A similar approach seems to be taking shape with regards to the data-intensive activities of platform businesses. According to Grossman (2015; also Hazenberg & Zwitter 2017) platform data could be regulated through data audits, mandated open access to one’s own data, protections for data pooling efforts, and the like. However, this is a major challenge since most private enterprises eschew data transparency, given that data and algorithms are central to their competitive advantage (Schiller 2007). Workarounds to this problem are emerging. Several Canadian experts I spoke with suggested that companies could be required to inform clients about the scope and intent of their algorithmic practices, without revealing the contents of their codes.

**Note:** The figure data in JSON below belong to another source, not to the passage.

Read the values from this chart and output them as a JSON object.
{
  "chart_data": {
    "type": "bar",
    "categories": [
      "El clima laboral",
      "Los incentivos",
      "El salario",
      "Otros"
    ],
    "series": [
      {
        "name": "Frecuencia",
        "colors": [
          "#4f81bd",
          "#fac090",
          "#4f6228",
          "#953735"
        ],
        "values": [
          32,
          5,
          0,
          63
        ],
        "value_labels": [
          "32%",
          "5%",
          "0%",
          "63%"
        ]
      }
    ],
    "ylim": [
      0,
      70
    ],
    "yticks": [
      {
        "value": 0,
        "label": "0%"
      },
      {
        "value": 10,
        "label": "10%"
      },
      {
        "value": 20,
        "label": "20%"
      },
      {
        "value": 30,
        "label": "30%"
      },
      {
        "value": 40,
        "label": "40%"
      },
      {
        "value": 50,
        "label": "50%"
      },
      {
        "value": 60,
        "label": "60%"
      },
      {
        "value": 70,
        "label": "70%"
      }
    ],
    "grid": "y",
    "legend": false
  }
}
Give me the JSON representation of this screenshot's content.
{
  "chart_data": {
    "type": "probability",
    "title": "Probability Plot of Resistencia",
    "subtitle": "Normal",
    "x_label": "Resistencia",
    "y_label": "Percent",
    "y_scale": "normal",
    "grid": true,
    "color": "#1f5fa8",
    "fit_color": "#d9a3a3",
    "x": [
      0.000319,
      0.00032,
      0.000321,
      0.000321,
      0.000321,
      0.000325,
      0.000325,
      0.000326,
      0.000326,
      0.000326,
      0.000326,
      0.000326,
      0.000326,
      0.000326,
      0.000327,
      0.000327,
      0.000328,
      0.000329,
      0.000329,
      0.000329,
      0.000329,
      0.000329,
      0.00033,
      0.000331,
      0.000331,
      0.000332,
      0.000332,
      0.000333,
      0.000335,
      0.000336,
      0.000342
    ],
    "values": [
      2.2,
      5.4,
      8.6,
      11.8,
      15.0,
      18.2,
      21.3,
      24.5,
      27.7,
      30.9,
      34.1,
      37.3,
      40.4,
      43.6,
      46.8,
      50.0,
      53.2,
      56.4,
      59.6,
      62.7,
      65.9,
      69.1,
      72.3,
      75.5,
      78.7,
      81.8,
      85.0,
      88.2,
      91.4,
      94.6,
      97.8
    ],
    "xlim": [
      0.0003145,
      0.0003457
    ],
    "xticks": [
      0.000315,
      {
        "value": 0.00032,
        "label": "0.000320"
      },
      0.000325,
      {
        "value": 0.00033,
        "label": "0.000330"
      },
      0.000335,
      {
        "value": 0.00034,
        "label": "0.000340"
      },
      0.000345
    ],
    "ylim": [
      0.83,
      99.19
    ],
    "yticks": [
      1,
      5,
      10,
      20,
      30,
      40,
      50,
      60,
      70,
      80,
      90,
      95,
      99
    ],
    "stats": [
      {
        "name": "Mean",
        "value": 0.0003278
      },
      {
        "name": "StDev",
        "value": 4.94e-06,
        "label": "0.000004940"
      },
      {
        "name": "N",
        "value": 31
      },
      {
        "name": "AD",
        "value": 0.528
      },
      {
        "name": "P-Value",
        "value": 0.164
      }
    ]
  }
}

And regular data audits by government approved third party practitioners could certify compliance with federal legal frameworks. Audits would then provide the basis for oversight, and if necessary, disciplinary measures.
Most Canadian digital rights watchdogs would decry this approach, however. They have been dissatisfied with the limited powers of the Privacy Commissioner, and feel that the case law solution puts too heavy of burden on public ‘Davids’ to pursue private sector ‘Goliaths’ in court. Instead, they would favour greater enforcement powers, plus regulations that empower citizens and consumers to access, share and audit private data themselves.
In total, establishing new approaches and frameworks for regulating data use in the sharing economy will almost certainly open up a new policy cycle in Canada that will cut across a range of different federal institutions and issues. The results of this policy cycle will establish the legal, cultural and social foundations for the digital economy in the coming 20 years.